A défaut d’être belle, elle exerçait une séduction irrésistible à laquelle céda d’Alembert, grand ami de sa tante, amour qu’il n’osa lui avouer que bien des années plus tard.
Si Mme du Deffand ne prit pas de suite ombrage du succès de sa nièce, la jalousie finit par la pénétrer jusqu’au drame. Julie était logée dans un petit appartement qui communiquait avec les appartements de Mme du Deffand. Initiée par d’Alembert, l’habitude fut prise par d’autres initiés de visiter Julie avant de se rendre au salon. Quand Mme du Deffand découvrit le pot-aux-roses, elle chassa sa nièce et somma ses hôtes de choisir. Et ils choisirent…Julie. La brouille entre les deux femmes fut retentissante. Jamais, Mme du Deffand ne pardonna à sa « traîtresse » de nièce qui, contrairement à ce qu’elle pensait, ne finit pas ses jours dans un couvent, mais monta son propre salon avec son fidèle d’Alembert en 1764.
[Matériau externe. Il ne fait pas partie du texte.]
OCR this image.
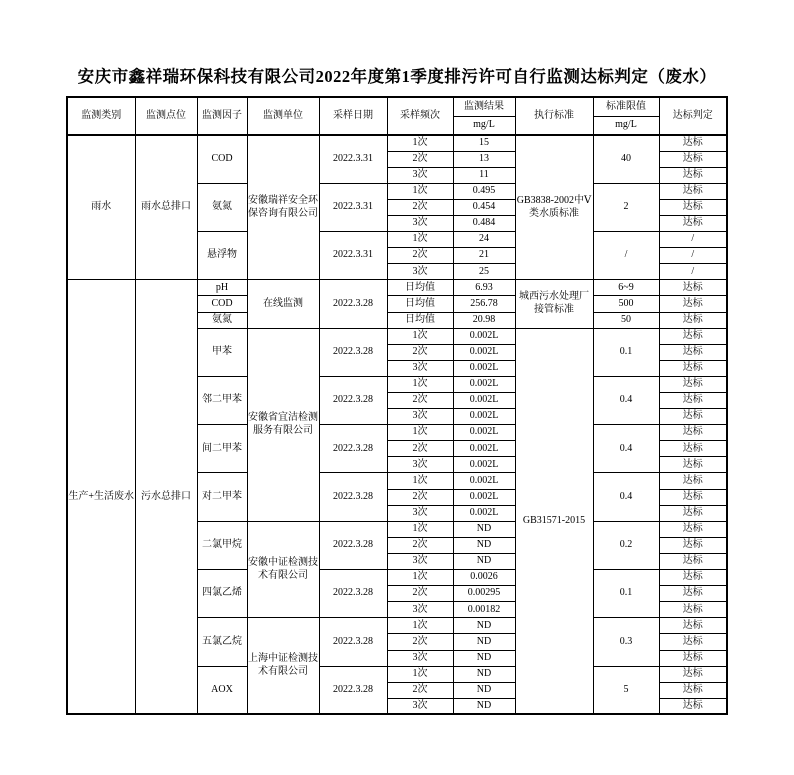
安庆市鑫祥瑞环保科技有限公司2022年度第1季度排污许可自行监测达标判定（废水）
监测类别	监测点位	监测因子	监测单位	采样日期	采样频次	监测结果	执行标准	标准限值	达标判定
						mg/L		mg/L	
雨水	雨水总排口	COD	安徽瑞祥安全环保咨询有限公司	2022.3.31	1次	15	GB3838-2002中Ⅴ类水质标准	40	达标
					2次	13			达标
					3次	11			达标
		氨氮		2022.3.31	1次	0.495		2	达标
					2次	0.454			达标
					3次	0.484			达标
		悬浮物		2022.3.31	1次	24		/	/
					2次	21			/
					3次	25			/
生产+生活废水	污水总排口	pH	在线监测	2022.3.28	日均值	6.93	城西污水处理厂接管标准	6~9	达标
		COD			日均值	256.78		500	达标
		氨氮			日均值	20.98		50	达标
		甲苯	安徽省宜洁检测服务有限公司	2022.3.28	1次	0.002L	GB31571-2015	0.1	达标
					2次	0.002L			达标
					3次	0.002L			达标
		邻二甲苯		2022.3.28	1次	0.002L		0.4	达标
					2次	0.002L			达标
					3次	0.002L			达标
		间二甲苯		2022.3.28	1次	0.002L		0.4	达标
					2次	0.002L			达标
					3次	0.002L			达标
		对二甲苯		2022.3.28	1次	0.002L		0.4	达标
					2次	0.002L			达标
					3次	0.002L			达标
		二氯甲烷	安徽中证检测技术有限公司	2022.3.28	1次	ND		0.2	达标
					2次	ND			达标
					3次	ND			达标
		四氯乙烯		2022.3.28	1次	0.0026		0.1	达标
					2次	0.00295			达标
					3次	0.00182			达标
		五氯乙烷	上海中证检测技术有限公司	2022.3.28	1次	ND		0.3	达标
					2次	ND			达标
					3次	ND			达标
		AOX		2022.3.28	1次	ND		5	达标
					2次	ND			达标
					3次	ND			达标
Le succès fut immédiat. Femme des Lumières, intelligente, très habile à diriger la conversation, sa vivacité d’esprit et sa finesse faisaient oublier son visage marqué par la petite vérole dont elle venait d’être victime.
De ses lectures, elle tirait un jugement original et perspicace. On aimait Julie, on aimait son salon. Condorcet, qu’elle encouragea à se consacrer aussi à la littérature et dont elle était très proche ; Turgot et Malesherbes y discutèrent de réformes; tous les étrangers illustres qui passaient à Paris visitaient Julie. Et tant d’autres dont Condillac et Marmontel.
Mais Julie était aussi d'une nature exaltée. Son âme ardente recherchait les sentiments extrêmes et la vouait à des passions malheureuses. Elle s'éprit successivement du marquis de Mora, bientôt rappelé par sa famille et qui mourut trop tôt pour l’épouser, et du comte de Guibert (1743-1790), qui fut son amant, et dont l'indifférence la tuait à petit feu.
De santé fragile, rongée par sa nature et son amour sans retour, assistée de d’Alembert, Julie de Lespinasse mourut dans un accès de toux mêlé de convulsions, laissant ses amis inconsolables.
Elle fut inhumée en l’église Saint-Sulpice où… Mme du Deffand devait la rejoindre quatre ans plus tard. Il ne reste aucune trace de sa sépulture.